Large Components and Trees of Random Mappings

TL;DR

This paper analyzes the structure of random mappings by studying the sizes of components and trees within their functional digraphs, providing asymptotic probabilities for a vertex belonging to specific largest trees.

Contribution

It computes the limiting conditional probability that a vertex in the largest component belongs to its s-th largest tree, addressing a problem posed by Mutafchiev and Finch (2024).

Findings

Derived the asymptotic probability for a vertex to be in the s-th largest tree.

Provided insights into the structure of large components in random mappings.

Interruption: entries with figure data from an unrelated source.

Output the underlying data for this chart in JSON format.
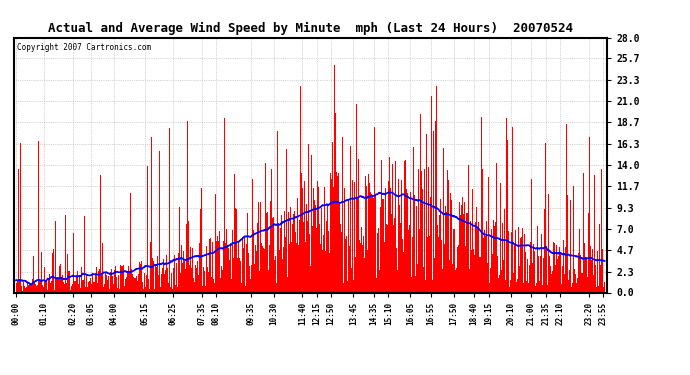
{
  "title": "Actual and Average Wind Speed by Minute  mph (Last 24 Hours)  20070524",
  "copyright": "Copyright 2007 Cartronics.com",
  "yticks": [
    0.0,
    2.3,
    4.7,
    7.0,
    9.3,
    11.7,
    14.0,
    16.3,
    18.7,
    21.0,
    23.3,
    25.7,
    28.0
  ],
  "ylim": [
    0.0,
    28.0
  ],
  "bg_color": "#ffffff",
  "plot_bg_color": "#ffffff",
  "bar_color": "#ff0000",
  "line_color": "#0000ff",
  "grid_color": "#aaaaaa",
  "x_tick_labels": [
    "00:00",
    "01:10",
    "02:20",
    "03:05",
    "04:00",
    "05:15",
    "06:25",
    "07:35",
    "08:10",
    "09:35",
    "10:30",
    "11:40",
    "12:15",
    "12:50",
    "13:45",
    "14:35",
    "15:10",
    "16:05",
    "16:55",
    "17:50",
    "18:40",
    "19:15",
    "20:10",
    "21:00",
    "21:35",
    "22:10",
    "23:20",
    "23:55"
  ]
}
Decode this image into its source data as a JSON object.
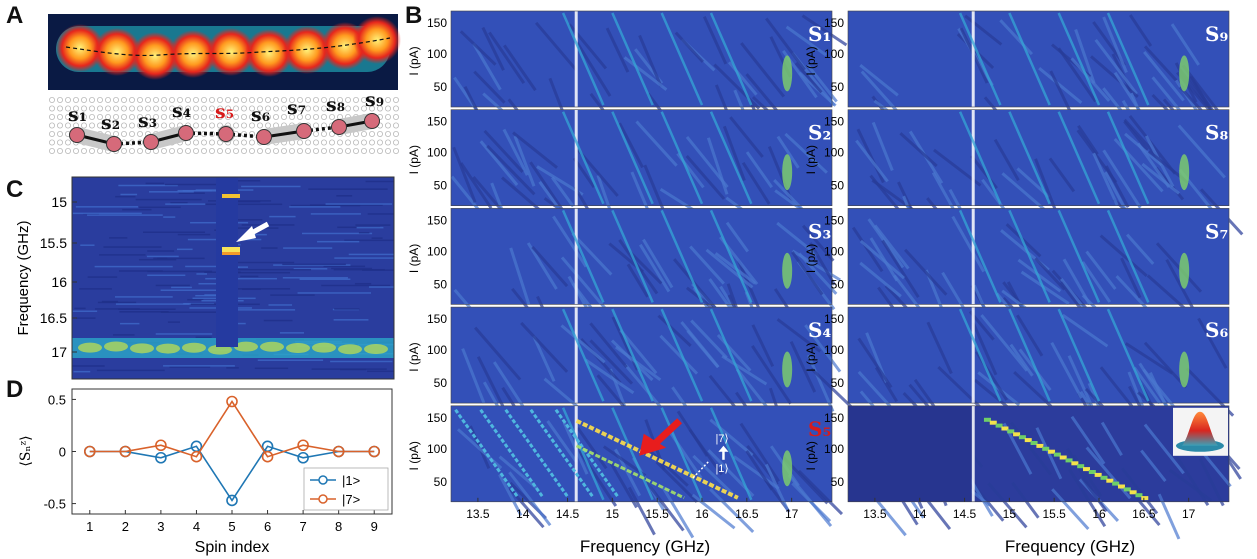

Addressed a recent open problem in the study of random functional graphs.

Abstract

Let $\mathcal{T}_n$ be the set of all mappings $T:[n]\to[n]$, where $[n]=\{1,2,\ldots,n\}$. The corresponding graph $G_T$ of $T$, called a functional digraph, is a union of disjoint connected components. Each component is a directed cycle of rooted labeled trees. We assume that each $T\in\mathcal{T}_n$ is chosen uniformly at random from the set $\mathcal{T}_n$. The components and trees of $G_T$ are distinguished by their size. In this paper, we compute the limiting conditional probability ($n\to\infty$) that a vertex from the largest component of the random graph $G_T$, chosen uniformly at random from $[n]$, belongs to its $s$-th largest tree, where $s\ge 1$ is a fixed integer. This limit can be also viewed as an approximation of the probability that the $s$-th largest tree of $G_T$ is a subgraph of its largest component, which is a solution of a problem suggested by Mutafchiev and Finch (2024).